Commission Viens

Deux ans plus tard, beaucoup de chemin reste à faire

Il y a deux ans jour pour jour, le 30 septembre 2019, le commissaire Jacques Viens déposait le rapport final de la Commission d’enquête sur les relations entre les Autochtones et certains services publics : écoute, réconciliation et progrès (CERP ou commission Viens). Un total de 142 appels à l’action y sont formulés afin d’améliorer les relations entre les Autochtones et les services de police, de justice, correctionnels, de protection de la jeunesse, ainsi que les services de santé et les services sociaux.

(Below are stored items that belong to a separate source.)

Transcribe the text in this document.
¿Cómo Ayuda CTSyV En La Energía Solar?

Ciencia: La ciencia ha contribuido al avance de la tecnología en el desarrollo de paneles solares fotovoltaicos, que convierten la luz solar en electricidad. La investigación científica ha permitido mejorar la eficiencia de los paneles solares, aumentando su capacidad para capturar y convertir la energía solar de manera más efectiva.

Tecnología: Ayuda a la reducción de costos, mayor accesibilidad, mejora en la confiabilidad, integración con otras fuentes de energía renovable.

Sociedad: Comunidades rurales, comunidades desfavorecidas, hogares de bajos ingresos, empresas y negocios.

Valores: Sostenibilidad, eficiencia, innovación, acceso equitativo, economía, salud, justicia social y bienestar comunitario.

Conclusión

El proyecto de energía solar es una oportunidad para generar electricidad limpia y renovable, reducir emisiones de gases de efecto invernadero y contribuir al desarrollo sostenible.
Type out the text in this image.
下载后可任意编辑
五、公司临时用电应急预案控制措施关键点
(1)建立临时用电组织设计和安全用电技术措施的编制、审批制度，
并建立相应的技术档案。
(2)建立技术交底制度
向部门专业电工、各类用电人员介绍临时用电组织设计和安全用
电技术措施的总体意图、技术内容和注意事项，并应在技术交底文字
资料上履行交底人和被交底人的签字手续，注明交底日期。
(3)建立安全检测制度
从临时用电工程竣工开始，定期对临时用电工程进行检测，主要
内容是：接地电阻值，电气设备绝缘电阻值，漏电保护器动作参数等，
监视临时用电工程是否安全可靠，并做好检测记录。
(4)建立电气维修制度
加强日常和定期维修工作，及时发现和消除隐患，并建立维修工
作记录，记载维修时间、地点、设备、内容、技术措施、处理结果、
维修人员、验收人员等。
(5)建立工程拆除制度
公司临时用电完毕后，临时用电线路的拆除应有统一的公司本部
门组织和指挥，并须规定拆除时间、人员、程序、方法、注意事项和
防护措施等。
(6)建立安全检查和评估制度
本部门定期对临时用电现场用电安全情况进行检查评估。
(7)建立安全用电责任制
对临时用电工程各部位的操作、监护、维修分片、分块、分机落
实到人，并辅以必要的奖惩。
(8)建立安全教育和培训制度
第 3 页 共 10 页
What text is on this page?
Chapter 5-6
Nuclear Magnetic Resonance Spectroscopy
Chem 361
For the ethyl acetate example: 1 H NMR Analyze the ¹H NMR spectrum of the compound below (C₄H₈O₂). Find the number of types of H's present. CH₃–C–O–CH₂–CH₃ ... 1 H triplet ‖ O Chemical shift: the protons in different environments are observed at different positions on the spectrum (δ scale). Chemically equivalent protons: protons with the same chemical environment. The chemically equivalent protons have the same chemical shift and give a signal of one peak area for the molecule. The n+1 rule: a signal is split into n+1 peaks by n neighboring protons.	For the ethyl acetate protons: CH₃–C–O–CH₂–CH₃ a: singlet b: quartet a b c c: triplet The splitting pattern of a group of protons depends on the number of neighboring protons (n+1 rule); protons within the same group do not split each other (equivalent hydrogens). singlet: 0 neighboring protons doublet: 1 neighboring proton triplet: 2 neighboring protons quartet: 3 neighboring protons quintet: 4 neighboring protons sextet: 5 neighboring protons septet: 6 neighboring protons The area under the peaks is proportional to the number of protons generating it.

L’année suivante, le décès tragique de Joyce Echaquan au centre hospitalier de Lanaudière le 28 septembre 2020 ramenait à l’avant-scène les enjeux de racisme et de discrimination vécus par les personnes autochtones au sein des services publics québécois. Le gouvernement du Québec annonçait alors que 51 appels à l’action de la CERP avaient été mis en œuvre ou étaient en voie de l’être, sans fournir plus de détails sur l’état des démarches entreprises.

Un comité de suivi, formé de personnes issues de la société civile et du milieu universitaire, s’est alors mis en place afin de documenter de manière indépendante la mise en œuvre de ces appels à l’action. Plus de 150 demandes d’accès à l’information aux ministères et organismes gouvernementaux concernés ont été envoyées et compilées, en plus d’une recension des rapports, annonces, études de crédits et autres documents disponibles publiquement.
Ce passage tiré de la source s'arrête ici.